In the late 2000s, the GRAMMY-winning DJ, rapper and producer made waves with envelope-pushing works like Los Angeles; regarding his synthesis of jazz, electronic and hip-hop, 2014's You're Dead marks something of a culmination.
Flying Lotus was in stellar company on You're Dead!, from Kendrick Lamar to Snoop Dogg to Herbie Hancock and beyond; tracks like "Tesla," "Never Catch Me" and "Moment of Hesitation" show that these forms aren't mutually exclusive, but branches of the same tree.
Brad Mehldau - Finding Gabriel (2019)
As per the Big Questions, pianist Brad Mehldau is much like many of us: "I believe in God, but do not identify with any of the monotheistic religions specifically." But this hasn't diluted his searching nature: far from it.
In fact, spirituality has played a primary role in the GRAMMY winner and 13-time nominee's recent work. His 2022 album Jacob's Ladder dealt heavily in Biblical concepts — hence the title — and shot them through with the prog-rock ethos of Yes, Rush and Gentle Giant.

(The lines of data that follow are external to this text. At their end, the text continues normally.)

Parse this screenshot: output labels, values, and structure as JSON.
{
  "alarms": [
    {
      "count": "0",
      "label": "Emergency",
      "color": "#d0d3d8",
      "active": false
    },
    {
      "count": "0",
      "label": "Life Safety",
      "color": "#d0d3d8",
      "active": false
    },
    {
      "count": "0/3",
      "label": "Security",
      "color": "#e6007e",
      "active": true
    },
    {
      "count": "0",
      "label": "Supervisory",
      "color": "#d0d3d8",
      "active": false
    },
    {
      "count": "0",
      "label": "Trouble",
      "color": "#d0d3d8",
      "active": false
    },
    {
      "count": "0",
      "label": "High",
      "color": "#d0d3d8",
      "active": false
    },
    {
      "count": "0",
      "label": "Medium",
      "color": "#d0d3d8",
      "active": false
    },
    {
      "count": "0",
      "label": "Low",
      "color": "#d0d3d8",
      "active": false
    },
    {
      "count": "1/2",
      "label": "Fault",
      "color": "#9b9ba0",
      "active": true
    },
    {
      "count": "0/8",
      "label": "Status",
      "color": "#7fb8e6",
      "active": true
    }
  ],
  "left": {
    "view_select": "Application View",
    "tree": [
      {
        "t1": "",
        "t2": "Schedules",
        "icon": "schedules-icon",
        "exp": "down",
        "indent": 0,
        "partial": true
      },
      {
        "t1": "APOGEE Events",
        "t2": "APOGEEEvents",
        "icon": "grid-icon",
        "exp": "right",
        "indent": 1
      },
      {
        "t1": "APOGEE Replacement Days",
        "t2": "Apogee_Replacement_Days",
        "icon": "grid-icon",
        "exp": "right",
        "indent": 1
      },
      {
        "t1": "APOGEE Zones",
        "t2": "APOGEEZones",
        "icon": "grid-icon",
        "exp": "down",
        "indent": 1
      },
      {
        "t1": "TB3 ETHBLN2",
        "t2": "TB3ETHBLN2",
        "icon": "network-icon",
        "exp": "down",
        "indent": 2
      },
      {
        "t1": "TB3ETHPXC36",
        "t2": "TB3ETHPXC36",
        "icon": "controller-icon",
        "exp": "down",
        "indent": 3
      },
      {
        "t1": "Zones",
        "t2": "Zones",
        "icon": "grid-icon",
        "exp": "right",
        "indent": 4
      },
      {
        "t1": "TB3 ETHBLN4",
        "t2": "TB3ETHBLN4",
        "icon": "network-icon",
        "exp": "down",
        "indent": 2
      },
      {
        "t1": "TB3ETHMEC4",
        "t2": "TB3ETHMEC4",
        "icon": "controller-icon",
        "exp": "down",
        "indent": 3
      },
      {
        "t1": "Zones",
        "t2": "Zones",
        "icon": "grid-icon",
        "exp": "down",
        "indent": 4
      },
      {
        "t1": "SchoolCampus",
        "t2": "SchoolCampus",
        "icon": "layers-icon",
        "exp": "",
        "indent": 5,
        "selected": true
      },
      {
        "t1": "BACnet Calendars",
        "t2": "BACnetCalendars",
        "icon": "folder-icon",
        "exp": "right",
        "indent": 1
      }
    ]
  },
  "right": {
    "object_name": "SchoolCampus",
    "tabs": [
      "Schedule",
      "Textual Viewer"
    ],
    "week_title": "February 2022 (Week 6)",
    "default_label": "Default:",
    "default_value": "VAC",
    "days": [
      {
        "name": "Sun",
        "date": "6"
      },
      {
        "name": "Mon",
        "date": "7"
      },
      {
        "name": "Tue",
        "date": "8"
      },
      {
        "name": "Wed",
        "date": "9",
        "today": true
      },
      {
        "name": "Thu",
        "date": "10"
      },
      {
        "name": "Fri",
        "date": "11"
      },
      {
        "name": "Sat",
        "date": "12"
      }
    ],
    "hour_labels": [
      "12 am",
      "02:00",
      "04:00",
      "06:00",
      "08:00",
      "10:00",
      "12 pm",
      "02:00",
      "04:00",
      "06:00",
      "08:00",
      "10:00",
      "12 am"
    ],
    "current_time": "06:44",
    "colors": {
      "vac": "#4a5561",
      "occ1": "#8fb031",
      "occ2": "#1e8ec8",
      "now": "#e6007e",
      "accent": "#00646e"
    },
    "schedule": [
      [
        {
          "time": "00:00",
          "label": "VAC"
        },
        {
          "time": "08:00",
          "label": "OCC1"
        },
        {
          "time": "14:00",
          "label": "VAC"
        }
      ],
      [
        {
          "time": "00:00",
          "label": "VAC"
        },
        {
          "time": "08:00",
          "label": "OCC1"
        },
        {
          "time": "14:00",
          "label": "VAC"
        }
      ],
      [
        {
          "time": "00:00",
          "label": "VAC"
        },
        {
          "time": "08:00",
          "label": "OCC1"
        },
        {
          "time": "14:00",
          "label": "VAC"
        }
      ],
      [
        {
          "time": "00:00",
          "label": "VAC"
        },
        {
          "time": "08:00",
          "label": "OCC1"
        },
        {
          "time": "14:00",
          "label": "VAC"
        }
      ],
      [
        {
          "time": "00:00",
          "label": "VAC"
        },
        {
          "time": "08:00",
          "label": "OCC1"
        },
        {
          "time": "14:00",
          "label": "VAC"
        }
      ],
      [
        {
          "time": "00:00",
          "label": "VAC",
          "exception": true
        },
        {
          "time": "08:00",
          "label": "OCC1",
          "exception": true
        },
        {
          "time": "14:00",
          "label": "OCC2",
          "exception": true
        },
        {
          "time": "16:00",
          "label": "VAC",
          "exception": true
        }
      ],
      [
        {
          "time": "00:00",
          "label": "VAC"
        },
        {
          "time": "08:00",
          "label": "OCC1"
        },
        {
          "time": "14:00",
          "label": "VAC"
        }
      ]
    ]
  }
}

Where Jacob's Ladder is appealingly nerdy and top-heavy, its spiritual successor, 2019's Finding Gabriel, feels rawer and more eye-level, its jagged edges more exposed; Mehldau himself played a dizzying array of instruments, including drums and various synths.
The archetypal imagery is foreboding, as on "The Garden"; the Trump-era commentary is forthright, as on "The Prophet is a Fool." And its sense of harried tension is gorgeously released on the title track.
All this searching and striving required music without guardrails — a marriage of jazz and electronic music, in both styles' boundless reach.
Caroline Davis' Alula - Captivity (2023)
Caroline Davis isn't just an force on the New York scene; she's a consummate conceptualist.
The saxophonist and composer's work spans genres and even media; any given presentation might involve evocative dance, expansive set design, incisive poetry, or flourishing strings. She's spoken of writing music based on tactility and texture, with innovative forms of extended technique.
This perspicuous view has led to a political forthrightness: her Alula project's new album, Captivity, faces down the horrific realities of incarceration and a broken criminal justice system.
Despite the thematic weight, this work of advocacy is never preachy or stilted: it feels teeming and alive. This is a testament not only to jazz's adaptability to strange, squelching electronics, but its matrix of decades-old connections to social justice.
Within these oblong shapes and textures, Davis has a story to tell — one that's life or death.
At this point, it's self-evident how well these two genres mesh. And pianist Jason Moran and drummer Marcus Gilmore offer another fascinating twist: tape loops.
For a new album, Refract, the pair — who have one GRAMMY and three nominations between them — partnered with the tape loop visionary Tyler Gilmore, a.k.a. BlankFor.ms.
The seed of the project was with BlankFor.ms; producer Sun Chung had broached the idea that he work with leading improvisational minds. In the studio, BlankFor.ms acted on a refractory basis, his loops commenting on, shaping and warping Moran and Gilmore's playing.
As Moran poetically put it in a statement, "I have always longed for an outside force to manipulate my piano song and drag the sound into a cistern filled with soft clay."
The line on jazz is that it's an expression of freedom. But when it comes to chips and filters and oscillators, it can always be a little more unbound.